The door is open for Congress to repair the nation’s most transformative election law, which was neutered by the U.S. Supreme Court a year ago today. Chief Justice John Roberts, in his majority opinion for Shelby County, Alabama v. Holder, issued Congress a written invitation to renew the Voting Rights Act of 1965 after striking down Section 4 of the act and disabling the strongest safety check against racial discrimination in voting. The Senate Judiciary Committee hearing Wednesday on the Voting Rights Amendment Act shows that his invitation did not fall on deaf ears or timid hearts. Swift and dauntless action is needed in both houses of Congress, however, to ensure that voting remains an equal opportunity exercise for all Americans, and that Congress remains a relevant force in the defense of voting rights in places like Mississippi, Texas, Georgia and beyond. On Tuesday, conservative groups marshaled poll watchers for the senatorial primary run-off in Mississippi. Though a court blocked their presence inside polling places, their position just outside threatened to intimidate voters who had come to cast their ballots — echoing the power that poll watchers exercised throughout the Jim Crow South.
This is one example of potential voter suppression that minority voters have confronted in the year since the Shelby decision was handed down.

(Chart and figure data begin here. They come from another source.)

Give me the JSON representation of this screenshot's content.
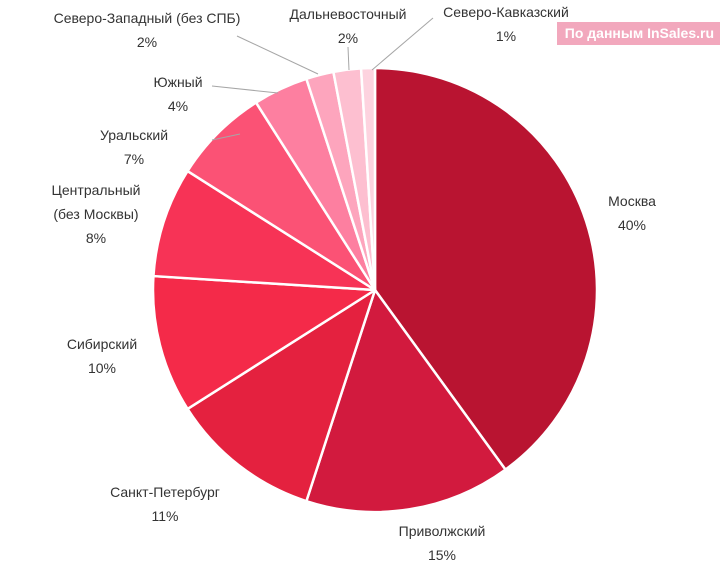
{
  "source_note": "По данным InSales.ru",
  "chart_data": {
    "type": "pie",
    "title": "",
    "unit": "%",
    "slices": [
      {
        "id": "moskva",
        "label_lines": [
          "Москва"
        ],
        "value_label": "40%",
        "value": 40,
        "color": "#b91431"
      },
      {
        "id": "privolzhsky",
        "label_lines": [
          "Приволжский"
        ],
        "value_label": "15%",
        "value": 15,
        "color": "#d21a3e"
      },
      {
        "id": "spb",
        "label_lines": [
          "Санкт-Петербург"
        ],
        "value_label": "11%",
        "value": 11,
        "color": "#e4213f"
      },
      {
        "id": "sibirsky",
        "label_lines": [
          "Сибирский"
        ],
        "value_label": "10%",
        "value": 10,
        "color": "#f42a49"
      },
      {
        "id": "centralny",
        "label_lines": [
          "Центральный",
          "(без Москвы)"
        ],
        "value_label": "8%",
        "value": 8,
        "color": "#f73356"
      },
      {
        "id": "uralsky",
        "label_lines": [
          "Уральский"
        ],
        "value_label": "7%",
        "value": 7,
        "color": "#fb5275"
      },
      {
        "id": "yuzhny",
        "label_lines": [
          "Южный"
        ],
        "value_label": "4%",
        "value": 4,
        "color": "#fd7fa0"
      },
      {
        "id": "severo-zapadny",
        "label_lines": [
          "Северо-Западный (без СПБ)"
        ],
        "value_label": "2%",
        "value": 2,
        "color": "#fda5bd"
      },
      {
        "id": "dalnevostochny",
        "label_lines": [
          "Дальневосточный"
        ],
        "value_label": "2%",
        "value": 2,
        "color": "#fdbfd0"
      },
      {
        "id": "severo-kavkazsky",
        "label_lines": [
          "Северо-Кавказский"
        ],
        "value_label": "1%",
        "value": 1,
        "color": "#fdd3df"
      }
    ]
  }
}
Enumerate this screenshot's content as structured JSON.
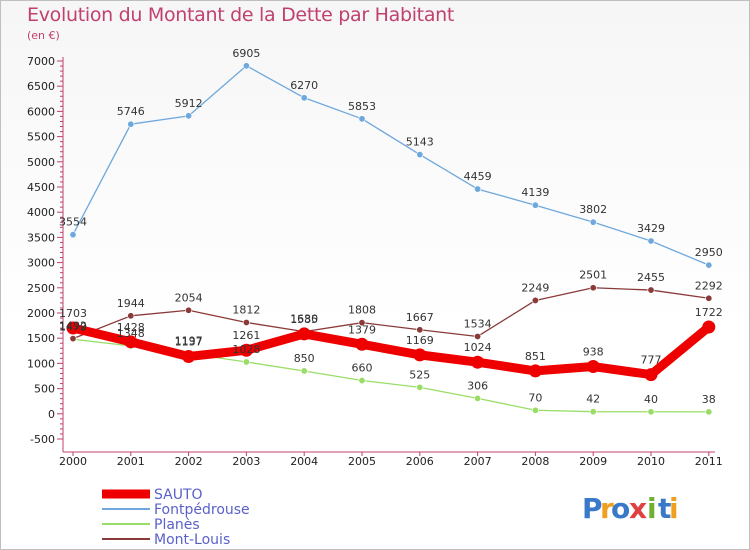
{
  "chart_data": {
    "type": "line",
    "title": "Evolution du Montant de la Dette par Habitant",
    "unit": "(en €)",
    "x": [
      "2000",
      "2001",
      "2002",
      "2003",
      "2004",
      "2005",
      "2006",
      "2007",
      "2008",
      "2009",
      "2010",
      "2011"
    ],
    "ylim": [
      -500,
      7000
    ],
    "yticks": [
      -500,
      0,
      500,
      1000,
      1500,
      2000,
      2500,
      3000,
      3500,
      4000,
      4500,
      5000,
      5500,
      6000,
      6500,
      7000
    ],
    "grid": false,
    "legend_position": "bottom-left",
    "series": [
      {
        "name": "SAUTO",
        "color": "#ee0000",
        "values": [
          1703,
          1428,
          1137,
          1261,
          1585,
          1379,
          1169,
          1024,
          851,
          938,
          777,
          1722
        ]
      },
      {
        "name": "Fontpédrouse",
        "color": "#6fa8dc",
        "values": [
          3554,
          5746,
          5912,
          6905,
          6270,
          5853,
          5143,
          4459,
          4139,
          3802,
          3429,
          2950
        ]
      },
      {
        "name": "Planès",
        "color": "#99dd66",
        "values": [
          1479,
          1348,
          1197,
          1028,
          850,
          660,
          525,
          306,
          70,
          42,
          40,
          38
        ]
      },
      {
        "name": "Mont-Louis",
        "color": "#8b3a3a",
        "values": [
          1492,
          1944,
          2054,
          1812,
          1630,
          1808,
          1667,
          1534,
          2249,
          2501,
          2455,
          2292
        ]
      }
    ]
  },
  "logo": {
    "text": "Proxiti",
    "letters": [
      "P",
      "r",
      "o",
      "x",
      "i",
      "t",
      "i"
    ],
    "colors": [
      "#3a78c8",
      "#f0a020",
      "#3a78c8",
      "#e04040",
      "#70b030",
      "#3a78c8",
      "#f0a020"
    ]
  }
}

The countdown to the next midterm and general elections has already begun and, since that ruling, states across the South and beyond have resurrected discriminatory voting restrictions — and invented new ones.

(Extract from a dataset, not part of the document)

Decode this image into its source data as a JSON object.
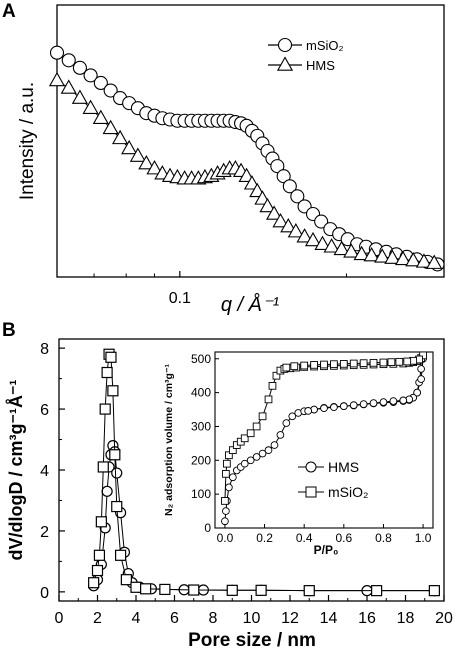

Wednesday’s Senate hearing will likely focus on the state of minority voting rights, which lack pre-clearance protection for the first time in almost 50 years. Whether you consider the voucher tests in Alabama that require voters be verified by two poll workers in order for them to vote without an ID; cuts to early voting in Florida that more than half of all black voters relied on, or stringent voter ID laws in Texas that a federal court previously ruled discriminated against minority voters, the familiar creep of voter suppression is undeniable.